Deberán indemnizar con 242.000 euros a los propietarios La Audiencia de Pontevedra ratifica una ejemplar sentencia de un juzgado de Vilagarcía

25 jun 2007 . Actualizado a las 07:00 h.

Las 14 familias que compraron en construcción un edificio en la calle Blanco Amor, de Vilagarcía, llevan varios años viviendo en un inmueble declarado por un juez en ruina funcional. Mantienen la luz de obra porque la compañía eléctrica se niega a hacerles un contrato, ya que el lugar de los contadores está en el mismo cuarto que el del agua, algo que es ilegal. No tiene sala de comunicaciones, con lo que tampoco pueden disponer de teléfono fijo. No hay calefacción, filtra agua por todas partes, las paredes son de papel y nadie sabe cuál es su plaza de garaje, porque se construyeron más de las permitidas y los coches no tienen sitio para maniobrar. Los propietarios, tras muchos meses de tira y afloja intentando solucionar los problemas por las buenas, acudieron al juzgado y denunciaron al constructor del edificio, Modesto Figueirido; al redactor del proyecto, José Antonio Martín Curty; y al arquitecto técnico, Manuel Castromil. El Juzgado número 3 de Vilagarcía, en una sentencia dictada el pasado mes de noviembre, los condenó a los tres, de forma conjunta y solidaria, a indemnizar a los propietarios con 242.000 euros, la cantidad que se estimó necesaria para reparar todos los defectos del inmueble. El constructor fue declarado en rebeldía, ya que ni siquiera se presentó al juicio, y el arquitecto técnico, Manuel Castromil, falleció unas semanas después de que se emitiese la sentencia. Fueron sus herederos, además de Martín Curty, los que recurrieron el fallo judicial. Ahora, la Audiencia Provincial de Pontevedra acaba de ratificar punto por punto el contenido de la sentencia. El redactor del proyecto se defendió en todo momento diciendo que fue el constructor el que engañó a los vecinos a los que había vendido los pisos.

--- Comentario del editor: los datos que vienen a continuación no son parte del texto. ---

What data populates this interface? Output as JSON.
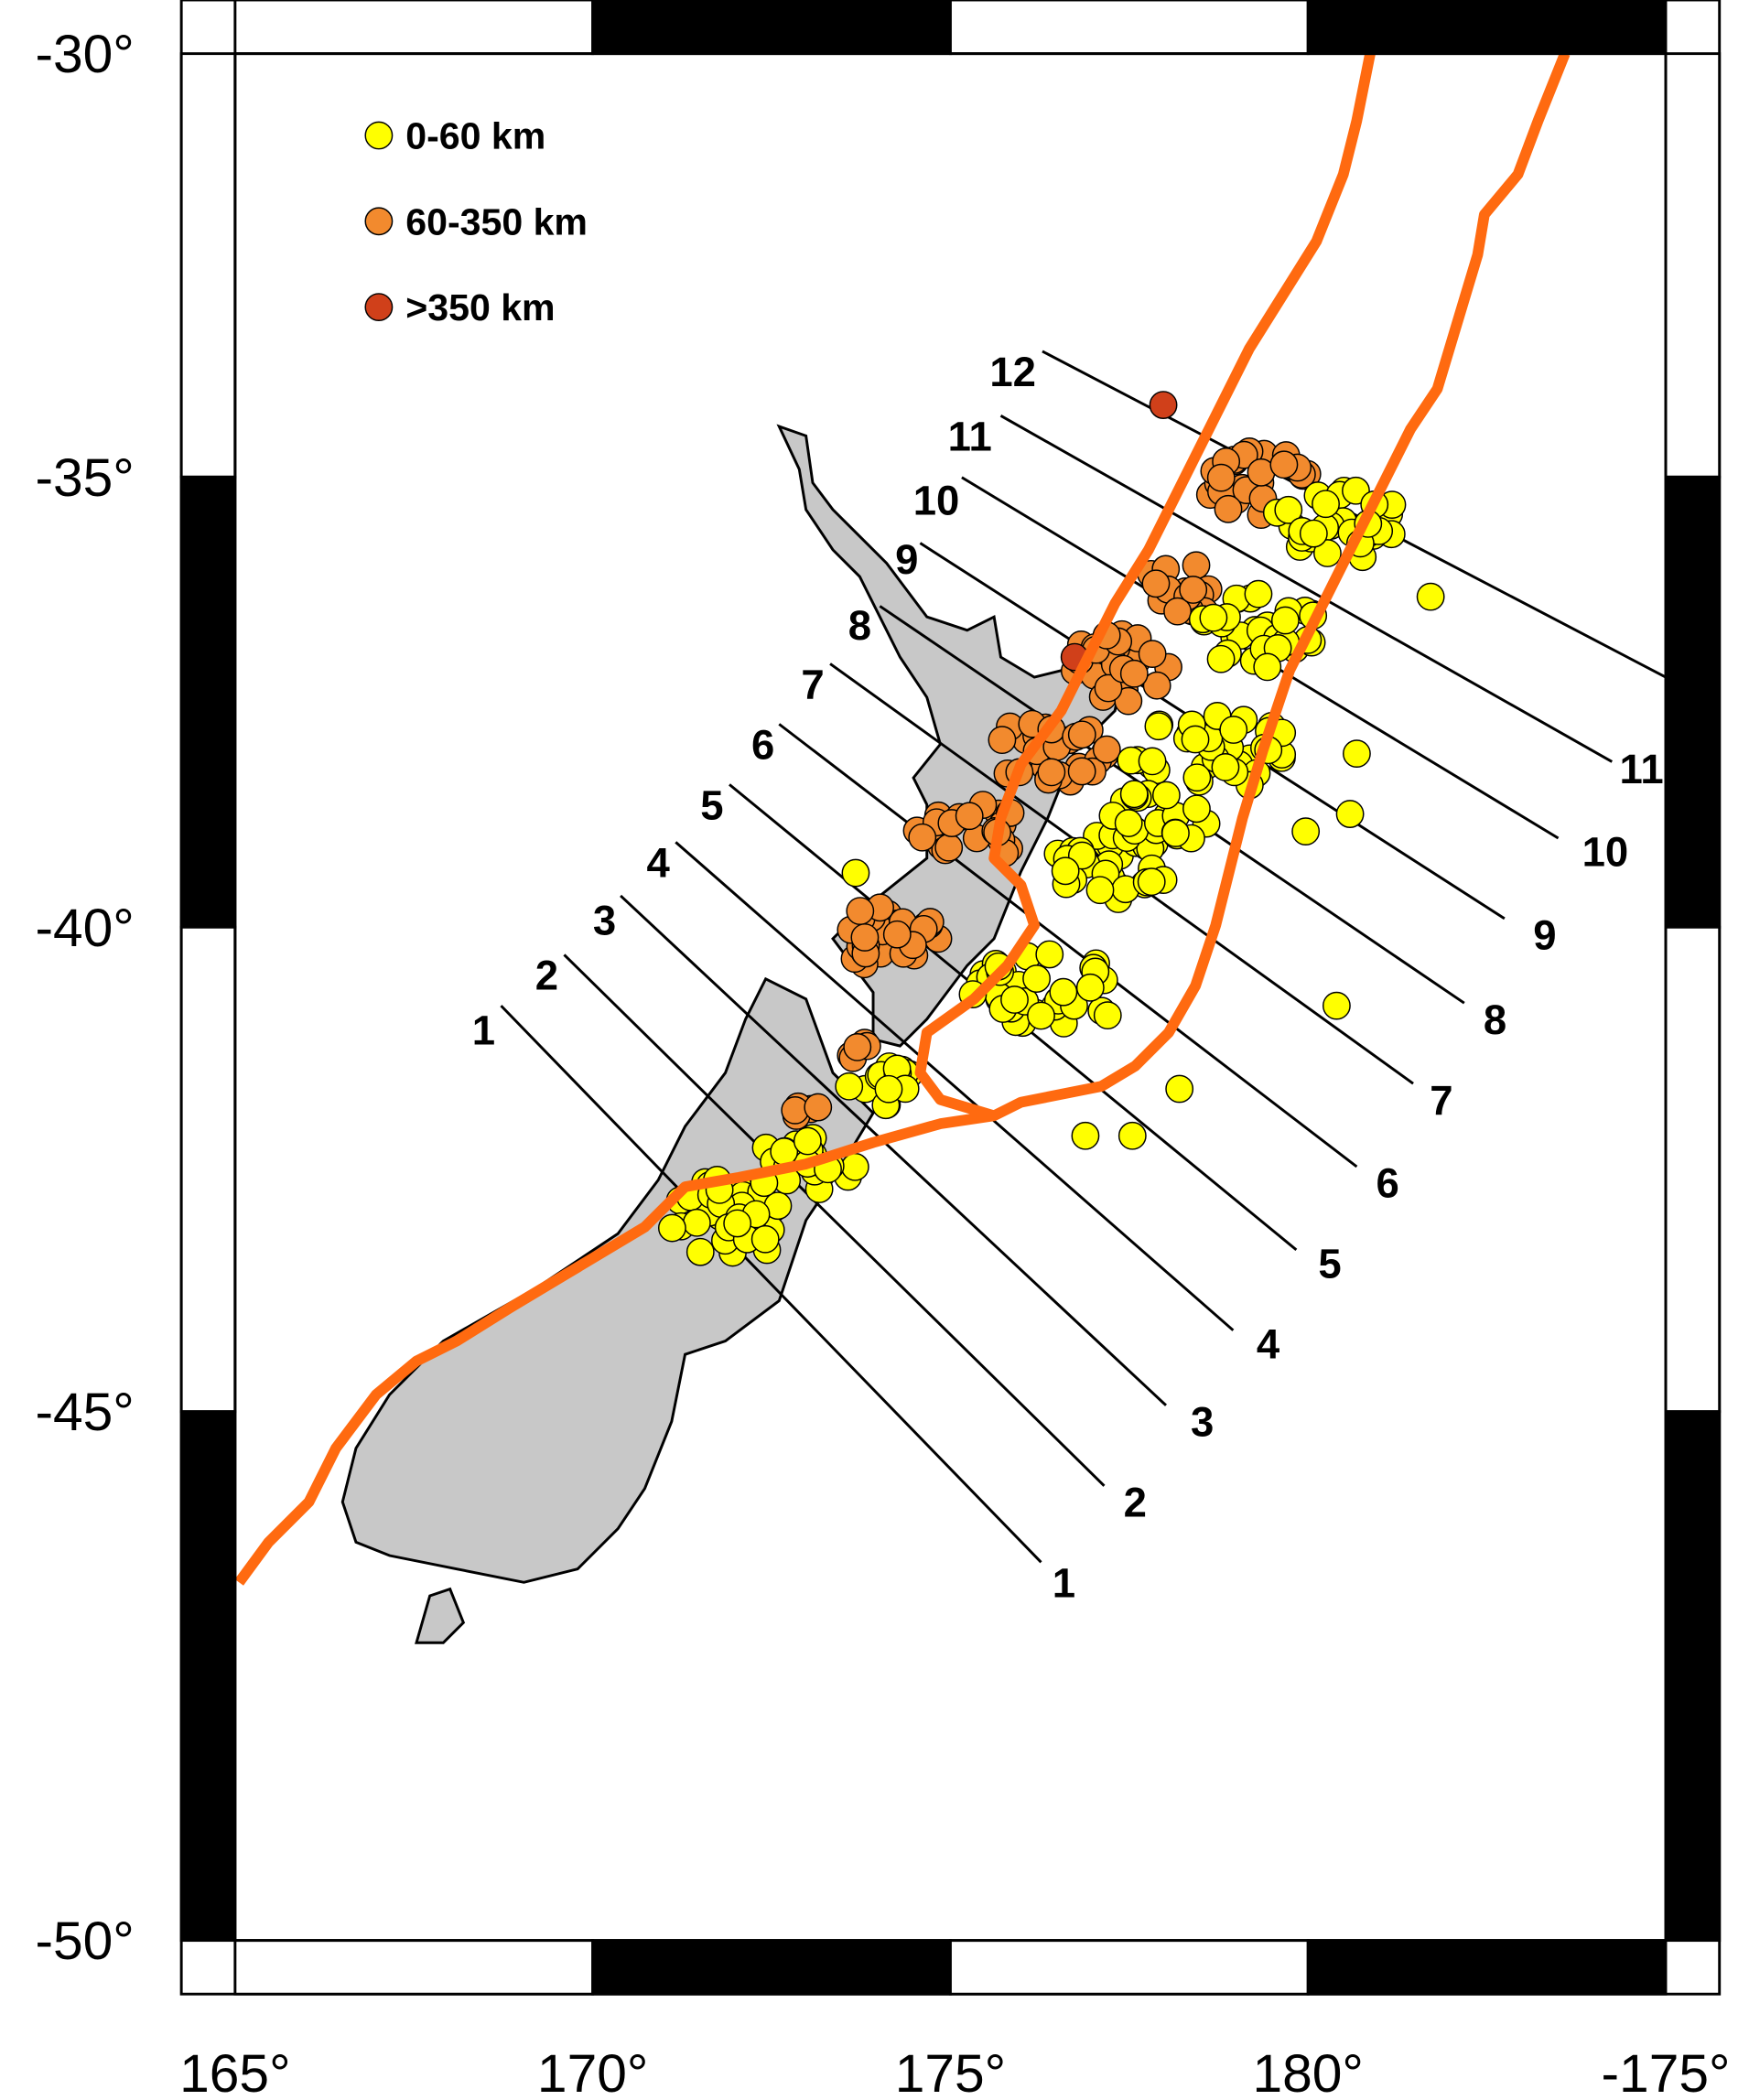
{
  "map": {
    "lat_ticks": [
      {
        "value": -30,
        "label": "-30°"
      },
      {
        "value": -35,
        "label": "-35°"
      },
      {
        "value": -40,
        "label": "-40°"
      },
      {
        "value": -45,
        "label": "-45°"
      },
      {
        "value": -50,
        "label": "-50°"
      }
    ],
    "lon_ticks": [
      {
        "value": 165,
        "label": "165°"
      },
      {
        "value": 170,
        "label": "170°"
      },
      {
        "value": 175,
        "label": "175°"
      },
      {
        "value": 180,
        "label": "180°"
      },
      {
        "value": 185,
        "label": "-175°"
      }
    ],
    "legend": [
      {
        "label": "0-60 km",
        "color": "#ffff00"
      },
      {
        "label": "60-350 km",
        "color": "#f28a2e"
      },
      {
        "label": ">350 km",
        "color": "#d0401a"
      }
    ],
    "profiles": [
      {
        "start_label": "1",
        "end_label": "1"
      },
      {
        "start_label": "2",
        "end_label": "2"
      },
      {
        "start_label": "3",
        "end_label": "3"
      },
      {
        "start_label": "4",
        "end_label": "4"
      },
      {
        "start_label": "5",
        "end_label": "5"
      },
      {
        "start_label": "6",
        "end_label": "6"
      },
      {
        "start_label": "7",
        "end_label": "7"
      },
      {
        "start_label": "8",
        "end_label": "8"
      },
      {
        "start_label": "9",
        "end_label": "9"
      },
      {
        "start_label": "10",
        "end_label": "10"
      },
      {
        "start_label": "11",
        "end_label": "11"
      },
      {
        "start_label": "12"
      }
    ]
  }
}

Pero los magistrados de la Audiencia Provincial dicen que «la responsabilidad del arquitecto superior se ha basado en algunos casos en la misma gravedad y diversidad de los defectos constructivos aparecidos que no debieron pasar desapercibidos para la alta dirección de la obra que incumbe al arquitecto, si hubiera actuado con la debida diligencia». Aunque todavía puede ser apelada, los propietarios (que llevan cuatro años en el edificio) van a exigir que se ejecute la sentencia para empezar las obras y convertir sus viviendas en un verdadero hogar.